The anti-inflammatory effects of consuming a Mediterranean-style diet, rich in olive oil and fruit and vegetables, were enhanced by a daily 200 milligram supplement of CoQ10 (Kaneka), according to results published in The Journals of Gerontology: Series A.
Chronic inflammation is brought about by an over-expression or lack of control of the normal protective mechanisms.
Chronic inflammation has also been linked to a range of conditions linked to heart disease, osteoporosis, cognitive decline and Alzheimer's, type-2 diabetes, and arthritis.
“Our results show that the anti-inflammatory effect of Med diet rich in olive oil and that exogenous CoQ supplementation, in synergy witha Med diet, has an additive effect modulating the inflammatory response and [cellular] stress in elderly men and women and support that the consumption of a Med diet supplemented with CoQ is beneficial for healthy aging of individuals,” wrote researchers from the University of Cordoba in Spain.

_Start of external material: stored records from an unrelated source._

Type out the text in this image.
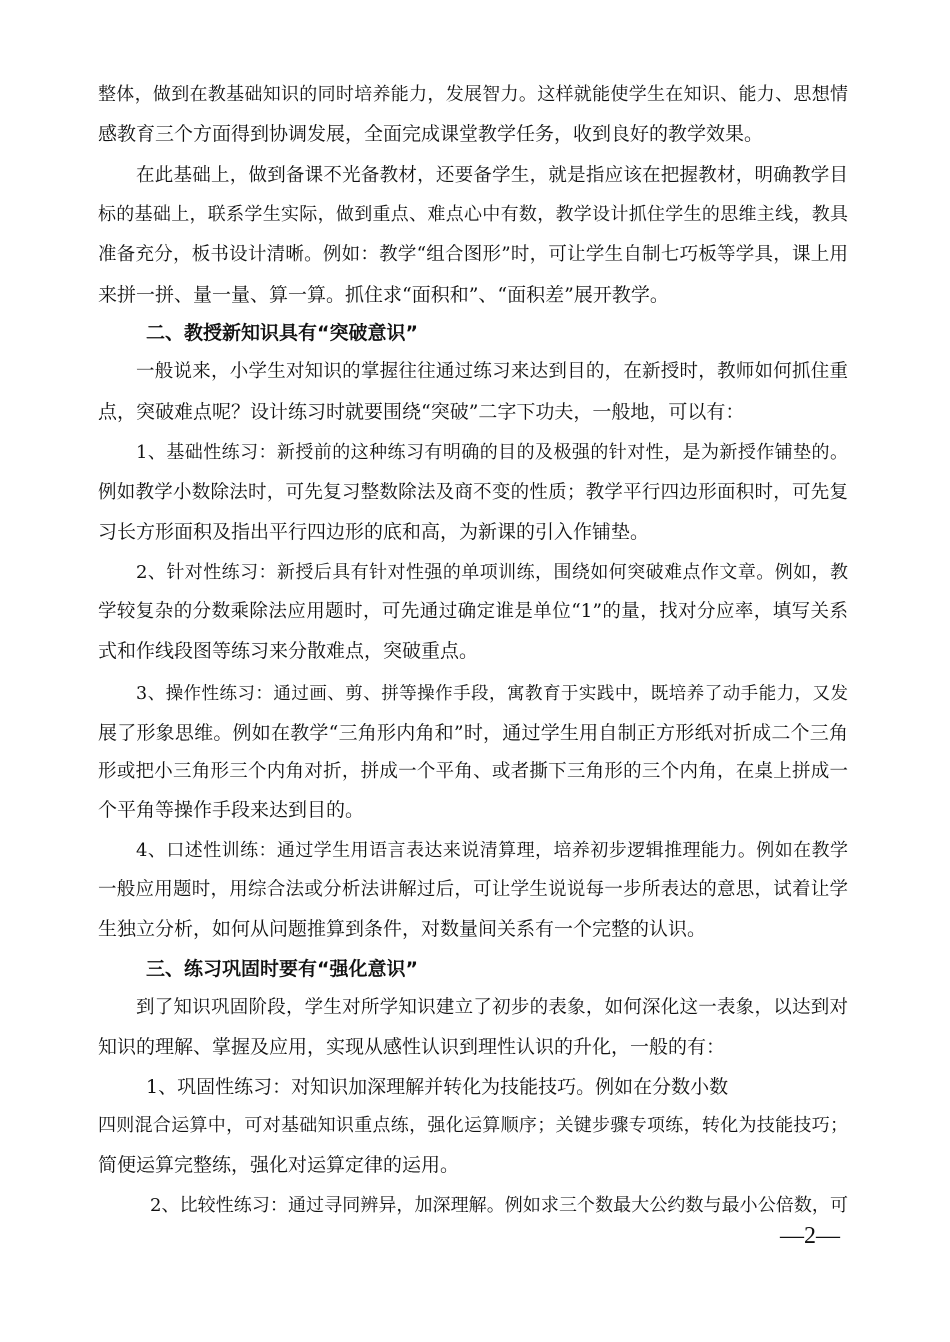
整体，做到在教基础知识的同时培养能力，发展智力。这样就能使学生在知识、能力、思想情
感教育三个方面得到协调发展，全面完成课堂教学任务，收到良好的教学效果。
在此基础上，做到备课不光备教材，还要备学生，就是指应该在把握教材，明确教学目
标的基础上，联系学生实际，做到重点、难点心中有数，教学设计抓住学生的思维主线，教具
准备充分，板书设计清晰。例如：教学“组合图形”时，可让学生自制七巧板等学具，课上用
来拼一拼、量一量、算一算。抓住求“面积和”、“面积差”展开教学。
二、教授新知识具有“突破意识”
一般说来，小学生对知识的掌握往往通过练习来达到目的，在新授时，教师如何抓住重
点，突破难点呢？设计练习时就要围绕“突破”二字下功夫，一般地，可以有：
1、基础性练习：新授前的这种练习有明确的目的及极强的针对性，是为新授作铺垫的。
例如教学小数除法时，可先复习整数除法及商不变的性质；教学平行四边形面积时，可先复
习长方形面积及指出平行四边形的底和高，为新课的引入作铺垫。
2、针对性练习：新授后具有针对性强的单项训练，围绕如何突破难点作文章。例如，教
学较复杂的分数乘除法应用题时，可先通过确定谁是单位“1”的量，找对分应率，填写关系
式和作线段图等练习来分散难点，突破重点。
3、操作性练习：通过画、剪、拼等操作手段，寓教育于实践中，既培养了动手能力，又发
展了形象思维。例如在教学“三角形内角和”时，通过学生用自制正方形纸对折成二个三角
形或把小三角形三个内角对折，拼成一个平角、或者撕下三角形的三个内角，在桌上拼成一
个平角等操作手段来达到目的。
4、口述性训练：通过学生用语言表达来说清算理，培养初步逻辑推理能力。例如在教学
一般应用题时，用综合法或分析法讲解过后，可让学生说说每一步所表达的意思，试着让学
生独立分析，如何从问题推算到条件，对数量间关系有一个完整的认识。
三、练习巩固时要有“强化意识”
到了知识巩固阶段，学生对所学知识建立了初步的表象，如何深化这一表象，以达到对
知识的理解、掌握及应用，实现从感性认识到理性认识的升化，一般的有：
1、巩固性练习：对知识加深理解并转化为技能技巧。例如在分数小数
四则混合运算中，可对基础知识重点练，强化运算顺序；关键步骤专项练，转化为技能技巧；
简便运算完整练，强化对运算定律的运用。
2、比较性练习：通过寻同辨异，加深理解。例如求三个数最大公约数与最小公倍数，可
—2—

The Spanish researchers recruited 20 people over the age of 65 and randomly assigned them to one of three diet groups: The first group was fed a ‘Western’ diet rich in saturated fats; the second group received a Mediterranean diet; and the third group received the Med diet with additional CoQ10 (200 mg per day) for four weeks.
The Mediterranean diet is rich in cereals, fruits, vegetables, nuts, whole grains, fish and olive oil. Although is the traditional diet of the Mediterranean region, it has garnered interest all over the world in recent times as a scientific spotlight has been trained on the health benefits it can confer.
For instance, recent research has indicated that the diet may have benefits for arthritis, Alzheimer’s disease, hearth health and blood pressure, diabetes, asthma, lung disease, and allergies.
The participants did cross over into the other groups, allowing the researchers to use each participant as his or her own control.
At the end study, the researchers found that both groups consuming the Med diet had lower expression of genes associated with inflammation, while the CoQ10 “had an additive effect on the Med diet because the participants who consumed this diet showed a greater postprandial decrease in gene expression of [various inflammatory genes] with respect to the other diets”, said the researchers.
“We can conclude that specific dietary intervention might be a new, interesting, and promising challenge in the treatment (and mainly prevention) of processes that lead to a rise in chronic inflammation and oxidative stress, such as cardiovascular, neurodegenerative diseases, and aging.”
CoQ10 – or coenzyme Q10 plays a vital role in the production of chemical energy in mitochondria – the 'power plants' of the cell – by participating in the production of adenosince triphosphate (ATP), the body's co-called 'energy currency'.
It has been studied for its role in cognitive health, heart health, and anti-aging (in oral and topical formulations). It has also been shown to benefit those suffering from angina, heart attack and hypertension.
Its use in the US, particularly in supplements, has been boosted by the rise in popularity of statin drugs which deplete the body's natural stores of CoQ10.
Source: The Journals of Gerontology: Series A
Volume67A, Issue1, Pages 3-10, doi: 10.1093/gerona/glr167
“Mediterranean Diet Supplemented With Coenzyme Q10 Modifies the Expression of Proinflammatory and Endoplasmic Reticulum Stress–Related Genes in Elderly Men and Women”
Authors: E.M. Yubero-Serrano, L. Gonzalez-Guardia, O. Rangel-Zuniga, et al.